By some estimates, at the 3°C global warming scenario, a third of Lagos’s population will be displaced by the sea.

According to the World Bank, $39 billion worth of economic assets are vulnerable to flooding in the Dakar region. Further north, St Louis, Senegal, founded in 1659 is disappearing under the rising sea. Many residents have been displaced.

The city is a particularly acute example of problems common across several coastal metropolises in West Africa, from Ivory Coast’s economic hub Abidjan to Guinea’s capital Conakry. Major economic assets including Abidjan’s port, which is the largest in Côte d’Ivoire, and much of the international airport are on land less than 1 m above sea level.

From the central Mozambican city of Beira, which was hit by the costliest African cyclone on record in 2019, to the connected cities of Maputo and Matola in southern Mozambique, some three million people are increasingly exposed to rising sea levels. Mozambique’s coastal cities, moreover, are situated in a widening and intensifying cyclone path due to warmer sea surface temperatures.

Africa’s coastal cities are facing converging crises – rising seas, rapidly growing populations, land pressure, and an affordable housing shortage. These crises are compounding one another as people are pushed to settle farther into the wetlands and shorelines surrounding cities, exposing these settlements to storm surges and flooding while weakening the protection these natural barriers and ecosystems provide the entire city.

Mitigating the effects of rising seas, therefore, will require simultaneously addressing other sources of vulnerability (such as balancing between high-end developments that displace residents and affordable housing options).

Africa’s coastal cities are facing converging crises – rising seas, rapidly growing populations, land pressure, and an affordable housing shortage.

The Global Centre on Adaptation has implemented rapid climate risk assessments (RCRA) in five cities, including the coastal cities of Bizerte (Tunisia), Conakry (Guinea) and Libreville (Gabon). Some of the most cost-effective measures for reducing loss and damages from extreme weather events generated from these RCRA’s include investing in water and sanitation infrastructure, restoring wetlands and ecosystems to reduce flood risks and strengthening disaster evacuation planning.

The RCRA process revealed that strong local champions within municipalities were instrumental in identifying climate risks, generating data, and developing realistic solutions.

Instead of investing in expensive and maintenance-heavy infrastructure projects to defend against storm surges, many African coastal cities might choose the nature-based solution of restoring mangroves, dunes, seagrasses, wetlands, and other costal ecosystems. Even New York City abandoned its plans for an expensive seawall to invest instead in enlarging barrier islands (“living shorelines”).

One such “green infrastructure” initiative is the Management of Mangrove Forests from Senegal to Benin, which aims to protect fragile mangrove ecosystems and sustainable riparian economies as a means to enhance resilience to climate change. Another, the West Africa Coastal Areas Management Program is a public-private partnership intended to strengthen integrated local, national, and regional coastal management strategies across 17 West African countries.

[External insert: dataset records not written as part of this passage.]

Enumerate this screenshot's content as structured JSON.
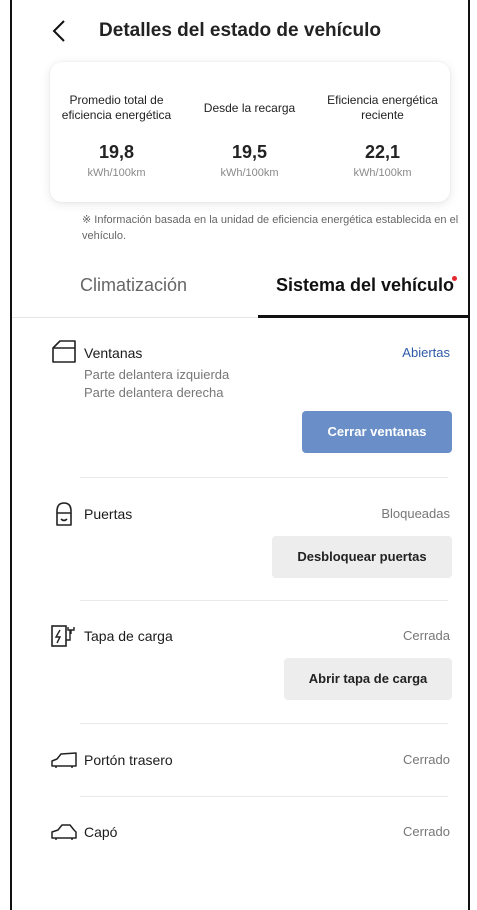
{
  "header": {
    "title": "Detalles del estado de vehículo",
    "back_icon": "chevron-left-icon"
  },
  "efficiency": {
    "columns": [
      {
        "label": "Promedio total de eficiencia energética",
        "value": "19,8",
        "unit": "kWh/100km"
      },
      {
        "label": "Desde la recarga",
        "value": "19,5",
        "unit": "kWh/100km"
      },
      {
        "label": "Eficiencia energética reciente",
        "value": "22,1",
        "unit": "kWh/100km"
      }
    ],
    "note": "※ Información basada en la unidad de eficiencia energética establecida en el vehículo."
  },
  "tabs": [
    {
      "label": "Climatización",
      "active": false
    },
    {
      "label": "Sistema del vehículo",
      "active": true,
      "notification_dot": true
    }
  ],
  "items": {
    "windows": {
      "title": "Ventanas",
      "status": "Abiertas",
      "details": [
        "Parte delantera izquierda",
        "Parte delantera derecha"
      ],
      "action": "Cerrar ventanas",
      "icon": "window-icon"
    },
    "doors": {
      "title": "Puertas",
      "status": "Bloqueadas",
      "action": "Desbloquear puertas",
      "icon": "door-icon"
    },
    "charge_cap": {
      "title": "Tapa de carga",
      "status": "Cerrada",
      "action": "Abrir tapa de carga",
      "icon": "charge-port-icon"
    },
    "tailgate": {
      "title": "Portón trasero",
      "status": "Cerrado",
      "icon": "tailgate-icon"
    },
    "hood": {
      "title": "Capó",
      "status": "Cerrado",
      "icon": "hood-icon"
    }
  },
  "colors": {
    "accent_blue": "#2f5aa8",
    "button_blue": "#6a8fc8",
    "notification_red": "#e5262e"
  }
}
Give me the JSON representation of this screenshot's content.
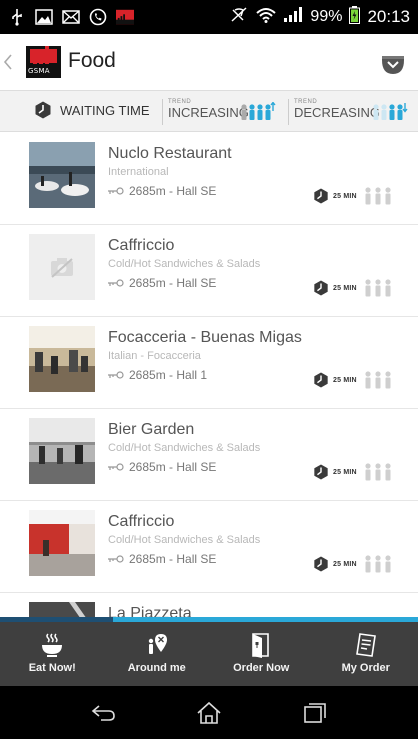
{
  "status_bar": {
    "battery": "99%",
    "time": "20:13"
  },
  "header": {
    "logo_text": "GSMA",
    "title": "Food"
  },
  "filters": {
    "waiting_time_label": "WAITING TIME",
    "increasing_small": "TREND",
    "increasing_label": "INCREASING",
    "decreasing_small": "TREND",
    "decreasing_label": "DECREASING"
  },
  "restaurants": [
    {
      "name": "Nuclo Restaurant",
      "category": "International",
      "distance": "2685m - Hall SE",
      "wait": "25 MIN",
      "image": "photo"
    },
    {
      "name": "Caffriccio",
      "category": "Cold/Hot Sandwiches & Salads",
      "distance": "2685m - Hall SE",
      "wait": "25 MIN",
      "image": "placeholder"
    },
    {
      "name": "Focacceria - Buenas Migas",
      "category": "Italian - Focacceria",
      "distance": "2685m - Hall 1",
      "wait": "25 MIN",
      "image": "photo"
    },
    {
      "name": "Bier Garden",
      "category": "Cold/Hot Sandwiches & Salads",
      "distance": "2685m - Hall SE",
      "wait": "25 MIN",
      "image": "photo"
    },
    {
      "name": "Caffriccio",
      "category": "Cold/Hot Sandwiches & Salads",
      "distance": "2685m - Hall SE",
      "wait": "25 MIN",
      "image": "photo"
    },
    {
      "name": "La Piazzeta",
      "category": "",
      "distance": "",
      "wait": "",
      "image": "photo"
    }
  ],
  "scroll_progress": 0.27,
  "bottom_nav": {
    "eat_now": "Eat Now!",
    "around_me": "Around me",
    "order_now": "Order Now",
    "my_order": "My Order"
  },
  "colors": {
    "accent_blue": "#2aa8d8",
    "nav_bg": "#3f3f3f",
    "brand_red": "#d8232a"
  }
}
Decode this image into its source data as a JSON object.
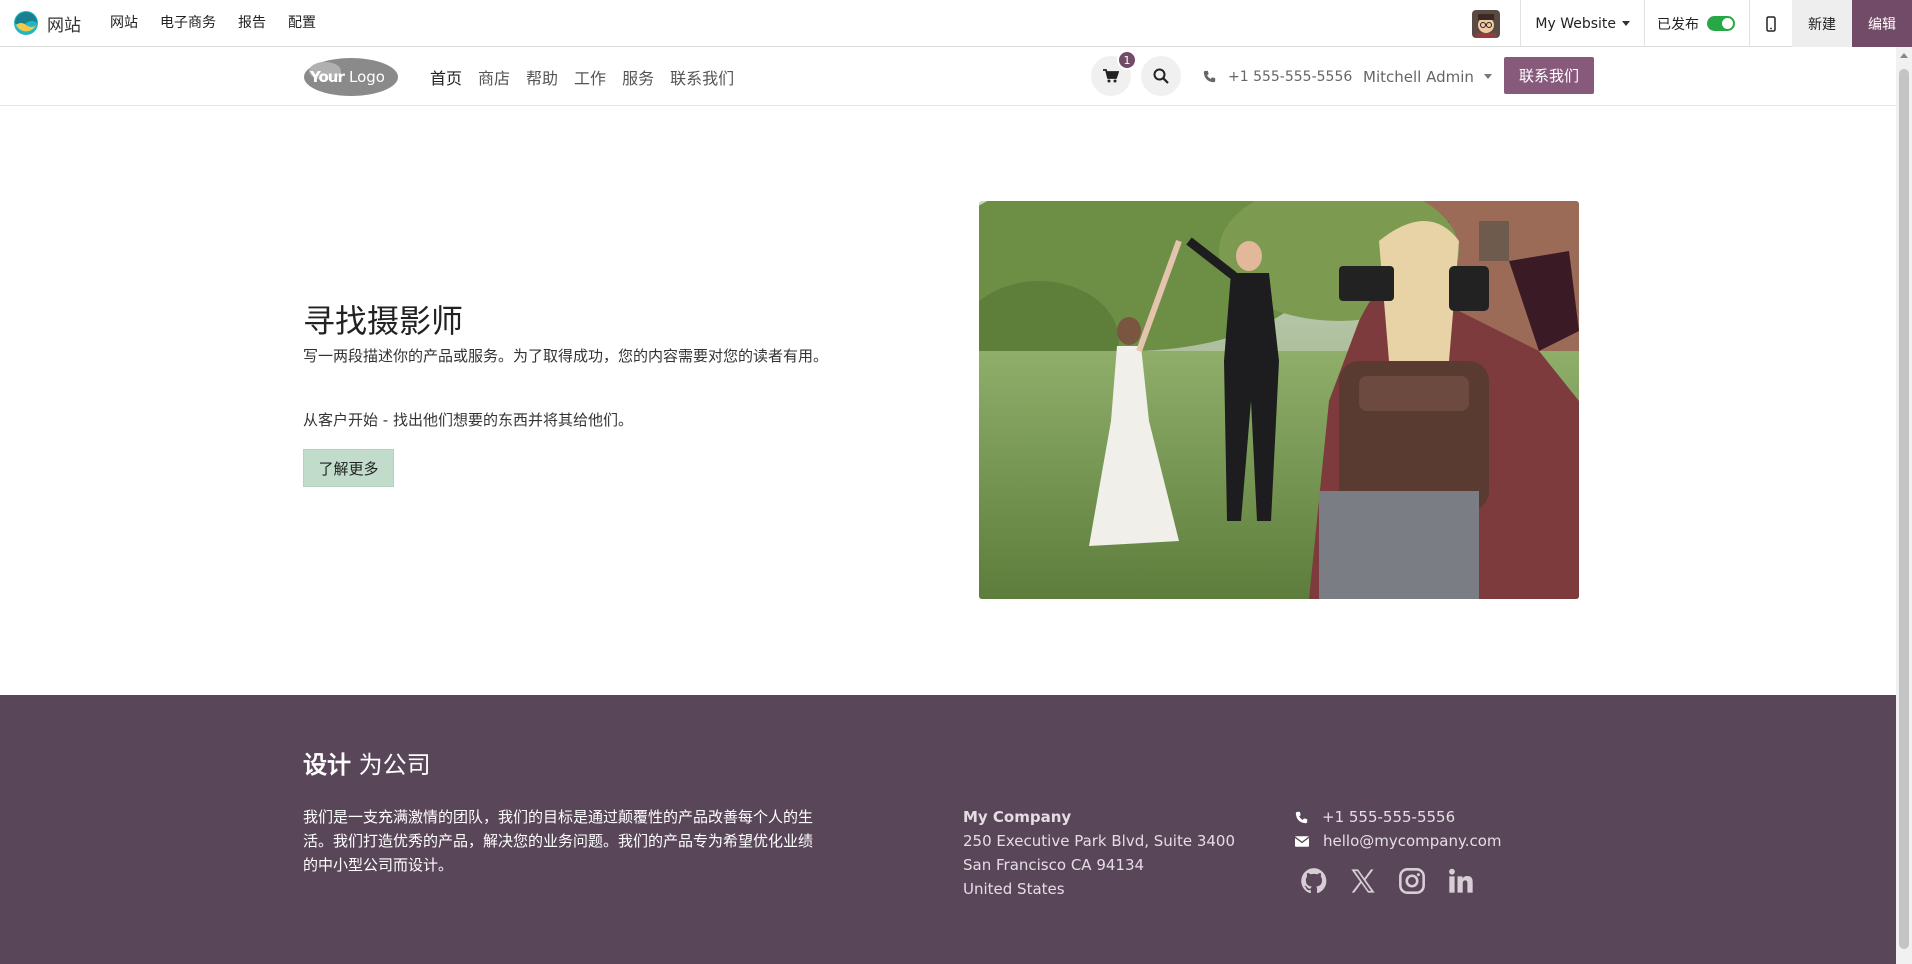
{
  "adminbar": {
    "app_name": "网站",
    "menu": [
      {
        "label": "网站"
      },
      {
        "label": "电子商务"
      },
      {
        "label": "报告"
      },
      {
        "label": "配置"
      }
    ],
    "website_selector": "My Website",
    "published_label": "已发布",
    "new_label": "新建",
    "edit_label": "编辑"
  },
  "header": {
    "nav": [
      {
        "label": "首页",
        "active": true
      },
      {
        "label": "商店"
      },
      {
        "label": "帮助"
      },
      {
        "label": "工作"
      },
      {
        "label": "服务"
      },
      {
        "label": "联系我们"
      }
    ],
    "cart_count": "1",
    "phone": "+1 555-555-5556",
    "user": "Mitchell Admin",
    "contact_button": "联系我们"
  },
  "hero": {
    "title": "寻找摄影师",
    "paragraph1": "写一两段描述你的产品或服务。为了取得成功，您的内容需要对您的读者有用。",
    "paragraph2": "从客户开始 - 找出他们想要的东西并将其给他们。",
    "button": "了解更多"
  },
  "footer": {
    "title_bold": "设计",
    "title_rest": "为公司",
    "description": "我们是一支充满激情的团队，我们的目标是通过颠覆性的产品改善每个人的生活。我们打造优秀的产品，解决您的业务问题。我们的产品专为希望优化业绩的中小型公司而设计。",
    "company_name": "My Company",
    "address_line1": "250 Executive Park Blvd, Suite 3400",
    "address_line2": "San Francisco CA 94134",
    "address_line3": "United States",
    "phone": "+1 555-555-5556",
    "email": "hello@mycompany.com",
    "social": [
      "github-icon",
      "x-icon",
      "instagram-icon",
      "linkedin-icon"
    ]
  },
  "colors": {
    "brand": "#714b67",
    "footer_bg": "#594759",
    "contact_button": "#875a7b",
    "hero_button": "#c2dccb",
    "published_toggle": "#28a745"
  }
}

In Quelimane, Mozambique, the Coastal City Adaptation Project began restoring a protective layer of mangroves in 2015. These investments, accompanied by education among local communities on the importance of mangroves, paid off when Cyclone Idai hit in 2019.

According to the mayor of Quelimane, Manuel de Araújo, “Ultimately, it’s our mangroves that saved us. They are our first line of defence. The day we don’t have mangroves, I don’t think our city will survive.”

There is no single silver bullet to address sea level rise. Layered and mutually reinforcing policy responses are needed. These must be focused on fundamental questions about whom cities are for and whom they prioritize as they grow and adapt. By balancing ecological, economic, and political strategies, municipal and national leaders can strengthen the resiliency of Africa’s coastal cities as they adapt to the threat posed by rising sea levels.